I have a friend who gave birth at home in a large tub with a midwife present.
She said it was a great way to do it and she highly recommends it.
Its not always a disaster. You are just playing the odds.
Had mine in hospitals no regrets. Had an emergency once and was well pleased to be there.
My niece did the same, but I don’t think it’s safe.
You want a physician and a hospital for that one-chance-in-one hundred that yours isn’t the typical easy-as-pie childbirth.
People who have success at 18th century birth reenactments, are fortunate. My niece tried it and after a pretty long time going through labor they relented and went to the hospital and got severely scolded by the doctors because that baby was in the birth canal way too long. Thank God everything is okay and that’s when I came up with the re-enactment phraseology.
Why would anybody want to re-enact a birthing procedure that’s a couple of hundred years old maybe more when they have the finest medical Medical Care on Earth to have a successful delivery of a healthy child? They are hazarding the birth process if they’re not so fortunate.

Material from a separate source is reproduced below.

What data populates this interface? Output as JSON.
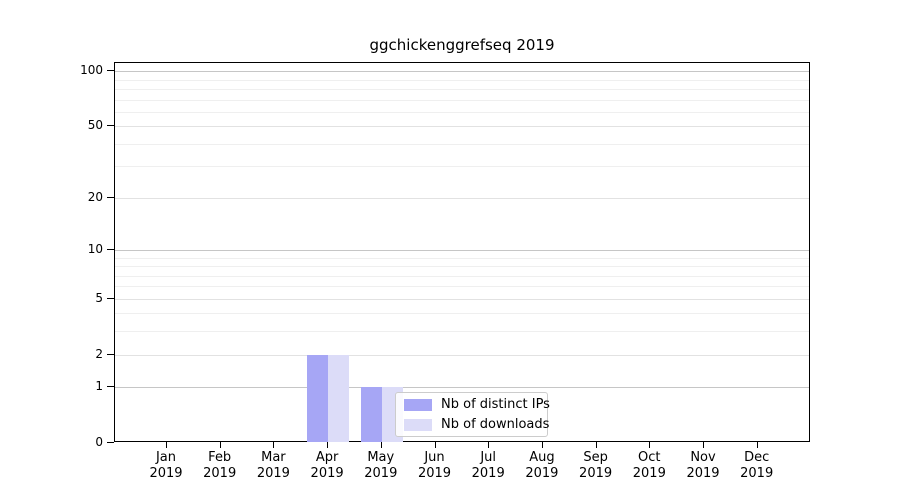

For my second pregnancy, I went to a small, specialty maternity-only hospital that used midwives to monitor labor, with doctors available if needed during labor, and doctors to facilitate the delivery.
I had the most annoying midwife and threw her out of the room. You had your own OB-GYN but didn't get to choose your midwife; you took the one(s) assigned to you whose shift corresponded with your labor. Mine was aggressive, dictatorial, and looked masculine.
I re-lived that horrible experience while reading this article. Not hard to imagine that this is what socialized medicine would be like for all types of procedures.
This person only had her husband and a "friend" neither which had any medical training.